Charts by author, data from Google Finance

Safe Dividend, Plenty of Time

Dividend Safety  
Estimated 2013 Dividend$2.53 billion 
Full Year 2011 Free Cash Flow$5.89 billion 
Est. 2013 Dividend / Free Cash Flow Coverage 

43%

"The investment thesis we offer is that we have a strong, sustainable base business that generates about 6 billion in cashflow. (...) We have a commitment to grow that dividend."

CEO Richard Gonzalez, Goldman Sachs Healthcare Unscripted, Jan 3rd 2013

Not only is this dividend safe for the intermediate future, CEO Richard Gonzalez has stated his interest in increasing it. This is exactly what dividend growth investors should be listening for.

Despite $15.7 billion in debt, AbbVie also has an initial cash balance of $7.2 billion, giving the company plenty of resources and room to manuver until Humira's patent expires.

Considering the amply-covered dividend and four years of no generic competition, AbbVie looks like a calculated risk worth taking.

Pipeline and Growth Prospects

In the first nine months of 2012, AbbVie has grown revenues by 8.1%. If this year's data was anything like last year's it would show Humira taking the lion's share of that growth, but with a bevy of smaller drugs adding to it. One particular bright spot is AndroGel, a testosterone replacement drug.

(click to enlarge)

Chart by author. Data from Prospectus.

Most pharmaceuticals are only as good as their pipeline. Gonzalez has described AbbVie's as "solid." There are currently ten drugs in the "late stage" (Phase III) of development. Of those ten, five carry the name Humira. AbbVie expects another seven projects to advance to Phase III within two years.
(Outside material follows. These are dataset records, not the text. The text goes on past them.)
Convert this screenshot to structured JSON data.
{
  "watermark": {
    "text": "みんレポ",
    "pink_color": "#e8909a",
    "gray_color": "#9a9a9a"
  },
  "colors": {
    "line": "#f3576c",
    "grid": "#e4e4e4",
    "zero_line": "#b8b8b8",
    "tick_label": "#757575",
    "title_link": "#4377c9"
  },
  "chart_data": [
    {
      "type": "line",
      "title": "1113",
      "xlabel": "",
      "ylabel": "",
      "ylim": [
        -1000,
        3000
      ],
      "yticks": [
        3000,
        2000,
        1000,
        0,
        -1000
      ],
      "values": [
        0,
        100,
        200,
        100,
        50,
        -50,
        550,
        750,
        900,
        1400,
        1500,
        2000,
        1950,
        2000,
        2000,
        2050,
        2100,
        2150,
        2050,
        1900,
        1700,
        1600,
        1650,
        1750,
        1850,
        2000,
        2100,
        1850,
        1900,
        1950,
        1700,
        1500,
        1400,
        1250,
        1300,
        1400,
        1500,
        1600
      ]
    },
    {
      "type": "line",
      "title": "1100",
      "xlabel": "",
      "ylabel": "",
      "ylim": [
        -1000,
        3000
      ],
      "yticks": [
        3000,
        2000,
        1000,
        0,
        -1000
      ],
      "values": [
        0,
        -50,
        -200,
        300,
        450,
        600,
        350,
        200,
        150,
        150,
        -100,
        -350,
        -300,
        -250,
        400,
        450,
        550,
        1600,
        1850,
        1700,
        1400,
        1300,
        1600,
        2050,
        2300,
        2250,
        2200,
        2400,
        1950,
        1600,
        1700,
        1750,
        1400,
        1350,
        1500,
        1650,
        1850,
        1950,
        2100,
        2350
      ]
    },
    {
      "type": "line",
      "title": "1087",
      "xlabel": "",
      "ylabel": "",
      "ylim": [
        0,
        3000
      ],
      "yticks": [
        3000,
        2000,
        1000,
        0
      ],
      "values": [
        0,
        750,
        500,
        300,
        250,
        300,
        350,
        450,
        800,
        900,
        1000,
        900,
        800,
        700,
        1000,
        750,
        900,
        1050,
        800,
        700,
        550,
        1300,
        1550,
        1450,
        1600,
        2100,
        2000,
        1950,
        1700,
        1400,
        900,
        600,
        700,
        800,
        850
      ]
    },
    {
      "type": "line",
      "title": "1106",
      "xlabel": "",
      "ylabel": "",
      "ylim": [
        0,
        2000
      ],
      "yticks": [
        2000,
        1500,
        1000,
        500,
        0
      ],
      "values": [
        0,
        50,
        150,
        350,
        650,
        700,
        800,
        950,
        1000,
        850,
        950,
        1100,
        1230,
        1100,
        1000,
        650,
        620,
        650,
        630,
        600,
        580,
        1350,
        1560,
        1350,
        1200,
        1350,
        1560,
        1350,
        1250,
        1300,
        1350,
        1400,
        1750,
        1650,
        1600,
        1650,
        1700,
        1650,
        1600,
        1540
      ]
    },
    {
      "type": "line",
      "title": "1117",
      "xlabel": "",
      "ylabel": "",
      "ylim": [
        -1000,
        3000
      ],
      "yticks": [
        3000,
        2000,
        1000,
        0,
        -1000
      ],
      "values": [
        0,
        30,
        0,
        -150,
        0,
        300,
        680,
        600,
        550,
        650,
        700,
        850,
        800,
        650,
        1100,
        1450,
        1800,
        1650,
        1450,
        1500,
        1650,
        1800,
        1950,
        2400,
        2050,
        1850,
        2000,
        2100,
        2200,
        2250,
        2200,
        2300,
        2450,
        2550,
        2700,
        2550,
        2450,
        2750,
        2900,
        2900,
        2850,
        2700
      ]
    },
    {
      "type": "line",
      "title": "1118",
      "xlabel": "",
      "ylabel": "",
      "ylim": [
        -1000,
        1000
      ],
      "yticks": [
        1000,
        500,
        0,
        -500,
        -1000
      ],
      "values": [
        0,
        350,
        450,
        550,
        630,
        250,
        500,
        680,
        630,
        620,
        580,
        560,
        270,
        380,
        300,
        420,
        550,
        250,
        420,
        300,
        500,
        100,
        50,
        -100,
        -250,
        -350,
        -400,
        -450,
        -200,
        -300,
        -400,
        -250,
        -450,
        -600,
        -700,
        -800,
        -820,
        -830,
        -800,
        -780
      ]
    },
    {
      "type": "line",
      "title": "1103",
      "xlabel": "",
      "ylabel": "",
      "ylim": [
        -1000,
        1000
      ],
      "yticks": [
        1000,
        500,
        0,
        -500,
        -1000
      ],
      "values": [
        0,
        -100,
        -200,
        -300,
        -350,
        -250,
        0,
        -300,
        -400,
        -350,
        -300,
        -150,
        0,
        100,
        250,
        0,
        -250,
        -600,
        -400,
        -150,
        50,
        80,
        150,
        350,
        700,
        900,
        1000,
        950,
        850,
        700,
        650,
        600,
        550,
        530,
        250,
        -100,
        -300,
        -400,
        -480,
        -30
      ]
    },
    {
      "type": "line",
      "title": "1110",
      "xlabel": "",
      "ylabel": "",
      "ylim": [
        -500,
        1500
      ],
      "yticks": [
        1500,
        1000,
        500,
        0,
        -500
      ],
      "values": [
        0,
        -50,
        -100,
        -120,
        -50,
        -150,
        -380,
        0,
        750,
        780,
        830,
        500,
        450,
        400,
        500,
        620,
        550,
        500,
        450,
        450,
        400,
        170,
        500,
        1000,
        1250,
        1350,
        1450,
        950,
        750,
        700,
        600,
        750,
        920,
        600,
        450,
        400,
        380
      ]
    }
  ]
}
Humira's patent expiration, while far off, will obviously be a real drag and very hard to replace. However, when we look at the revenue growth of other drugs, as well as the multiple projects in the late stage of the pipeline, we get some idea of how AbbVie might keep its earnings at least treading water past 2017.

Conclusion

AbbVie is no longer part of a diversified medical company, but is a pure pharmaceutical with one drug as its mainstay. The risk profile, therefore, has changed and this is likely the reason for its low valuation.

Though it may be a "new" company, they're certainly not an unproven one. Under Abbott Labs they did very well as a division. There's no reason to think they will do any worse now. If anything, they will perform better.

If Abbott's history is any indication, AbbVie will also be generous to shareholders. Even at this yield, the coverage rate is still fairly low. Don't be surprised to see the dividend increase if things continue smoothly.